As you might have recognised by now, my favourite part of the building is the lighting and its lighting control – an often-under-emphasised contributor to the user’s comfort, safety, and productivity. The smart building lighting system, in effect, helped raise the standards of building designs.
Intelligent luminaires integrate and imitate the natural environment by using sensors and various lighting systems to adapt to natural light. An intense, smart lighting system is friendly to the user comforts and prevents related diseases such as fatigue and eye strain caused by bright lights. By adjusting the light intensity, the users can set the lights to suit their comfort levels. As referred to before, the lights can also interact with the room’s temperatures and humidity control. In fact, with intelligence in the lighting control, spaces can be quickly re-utilised, changing the ambient surroundings. In addition, Human-centric circadian lighting supports occupants natural sleep/wake cycle, which results in many benefits to the end-user.
Building certifications are another driver for the uptake of smart buildings. In a simple way, they allow promoting the benefits of a building to potential users while ensuring a continuous improvement process.

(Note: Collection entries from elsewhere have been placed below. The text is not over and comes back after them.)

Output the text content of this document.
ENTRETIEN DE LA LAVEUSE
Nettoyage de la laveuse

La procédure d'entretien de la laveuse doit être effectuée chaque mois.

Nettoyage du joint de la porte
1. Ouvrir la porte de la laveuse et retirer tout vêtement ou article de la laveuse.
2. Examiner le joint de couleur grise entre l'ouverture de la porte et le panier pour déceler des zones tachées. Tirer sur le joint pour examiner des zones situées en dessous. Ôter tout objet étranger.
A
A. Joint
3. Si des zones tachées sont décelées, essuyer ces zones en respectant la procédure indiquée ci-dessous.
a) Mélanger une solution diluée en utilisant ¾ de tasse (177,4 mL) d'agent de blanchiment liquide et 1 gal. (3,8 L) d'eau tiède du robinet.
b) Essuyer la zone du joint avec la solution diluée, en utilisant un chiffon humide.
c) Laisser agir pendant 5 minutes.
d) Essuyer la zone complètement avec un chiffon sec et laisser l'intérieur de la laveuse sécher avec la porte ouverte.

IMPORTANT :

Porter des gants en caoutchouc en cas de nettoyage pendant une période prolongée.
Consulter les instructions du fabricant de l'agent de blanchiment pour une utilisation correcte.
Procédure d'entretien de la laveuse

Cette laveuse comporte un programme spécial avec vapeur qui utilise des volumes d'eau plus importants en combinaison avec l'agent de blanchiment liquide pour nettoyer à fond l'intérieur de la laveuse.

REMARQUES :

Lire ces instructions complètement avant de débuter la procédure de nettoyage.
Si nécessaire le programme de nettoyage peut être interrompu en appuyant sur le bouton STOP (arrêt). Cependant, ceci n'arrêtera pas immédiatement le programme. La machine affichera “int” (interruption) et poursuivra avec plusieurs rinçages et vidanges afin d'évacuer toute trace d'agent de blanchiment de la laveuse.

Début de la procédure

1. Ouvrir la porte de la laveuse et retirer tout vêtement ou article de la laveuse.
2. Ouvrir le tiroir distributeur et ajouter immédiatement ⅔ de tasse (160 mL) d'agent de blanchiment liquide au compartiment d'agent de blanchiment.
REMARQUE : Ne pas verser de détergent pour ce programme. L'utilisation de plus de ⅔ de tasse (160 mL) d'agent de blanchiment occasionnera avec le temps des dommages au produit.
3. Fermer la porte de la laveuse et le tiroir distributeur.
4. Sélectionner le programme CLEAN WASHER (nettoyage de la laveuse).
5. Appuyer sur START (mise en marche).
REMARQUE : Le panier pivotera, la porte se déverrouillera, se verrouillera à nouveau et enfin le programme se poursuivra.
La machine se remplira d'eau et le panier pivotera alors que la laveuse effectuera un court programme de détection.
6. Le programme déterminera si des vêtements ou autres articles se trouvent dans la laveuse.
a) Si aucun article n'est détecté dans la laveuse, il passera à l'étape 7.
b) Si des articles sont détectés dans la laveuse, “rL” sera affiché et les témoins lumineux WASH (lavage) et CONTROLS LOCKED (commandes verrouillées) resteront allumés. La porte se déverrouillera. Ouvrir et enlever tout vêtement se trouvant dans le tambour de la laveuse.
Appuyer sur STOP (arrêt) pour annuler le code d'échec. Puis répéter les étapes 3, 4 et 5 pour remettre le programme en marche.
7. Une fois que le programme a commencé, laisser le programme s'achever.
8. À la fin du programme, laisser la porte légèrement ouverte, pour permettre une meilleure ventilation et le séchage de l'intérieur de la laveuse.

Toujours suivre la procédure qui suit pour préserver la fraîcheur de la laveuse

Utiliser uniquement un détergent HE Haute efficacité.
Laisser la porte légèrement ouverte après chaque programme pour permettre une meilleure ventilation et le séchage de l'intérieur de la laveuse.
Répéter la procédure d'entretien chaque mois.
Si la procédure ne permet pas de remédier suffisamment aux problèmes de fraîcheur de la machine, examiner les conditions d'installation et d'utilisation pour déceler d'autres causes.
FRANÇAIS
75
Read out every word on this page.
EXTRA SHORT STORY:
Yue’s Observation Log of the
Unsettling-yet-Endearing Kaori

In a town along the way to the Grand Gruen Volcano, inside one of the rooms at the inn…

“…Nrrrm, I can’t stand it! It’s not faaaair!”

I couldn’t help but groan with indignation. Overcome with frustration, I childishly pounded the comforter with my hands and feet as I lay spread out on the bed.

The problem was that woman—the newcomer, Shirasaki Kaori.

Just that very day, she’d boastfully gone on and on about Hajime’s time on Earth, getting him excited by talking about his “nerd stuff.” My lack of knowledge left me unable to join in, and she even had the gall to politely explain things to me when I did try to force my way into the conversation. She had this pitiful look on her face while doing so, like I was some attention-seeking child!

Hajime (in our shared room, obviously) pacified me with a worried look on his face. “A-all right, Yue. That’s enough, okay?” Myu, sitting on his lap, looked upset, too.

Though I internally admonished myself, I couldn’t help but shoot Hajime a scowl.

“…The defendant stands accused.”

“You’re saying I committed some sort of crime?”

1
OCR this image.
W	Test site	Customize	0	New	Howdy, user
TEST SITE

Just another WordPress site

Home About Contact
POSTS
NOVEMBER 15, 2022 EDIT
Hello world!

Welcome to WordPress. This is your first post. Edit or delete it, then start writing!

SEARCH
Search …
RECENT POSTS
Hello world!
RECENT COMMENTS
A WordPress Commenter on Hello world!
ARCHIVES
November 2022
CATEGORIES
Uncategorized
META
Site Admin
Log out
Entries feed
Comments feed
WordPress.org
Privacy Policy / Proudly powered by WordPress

I am proud to present to anyone who may want to own me or decide to use me that I am a certified smart building – recognised by the global leading certification bodies such as LEED, WELL; GBC, SmartScore, SRI and so on. This always makes me feel smart and at the tip of my toes – at times, I have to remind my caretakers to run upgrades, put a few more HW in to match those certificates… Fortunately, after years of existence, they see this as a value-enhancing task – much like the humans going to their health checks.

Adapting continuously

So, what do I do day-in and out? I observe how humans behave in those Brighter Spaces; I guide them to the best conditions for experiencing wellbeing, being more productive, and being kind to the planet with their energy consumption. At the same time, I allow them to “talk” to me – interact in an easy way.
One way to improve occupants’ comfort is through personalisation, whereby rooms and devices react to your needs. For example, when you walk into your building, the sensors will detect that it is you as they pick up data from a pass or smart device, and this will automatically add you to the on-site register. A notification will ping up on your phone to indicate which meeting room you will be in today. The room booking register will be notified that the meeting has started. The HVAC system will turn on in advance to generate your preferred conditions. The ‘presentation mode’ causes the blinds to close and the lights to dim down…the possibilities are endless.
At times, however, I do need to correct human inputs as they lack the context to their actions. At other times I let them override my brain as I learn with them. Those humans often show illogical behaviours, so predicting them can be a difficult task – at times, it is better to adapt fast than continuously predict.
Greetings from the future – I am looking forward to my next phase in my life – always learning, always adapting, and always generating Brighter Spaces.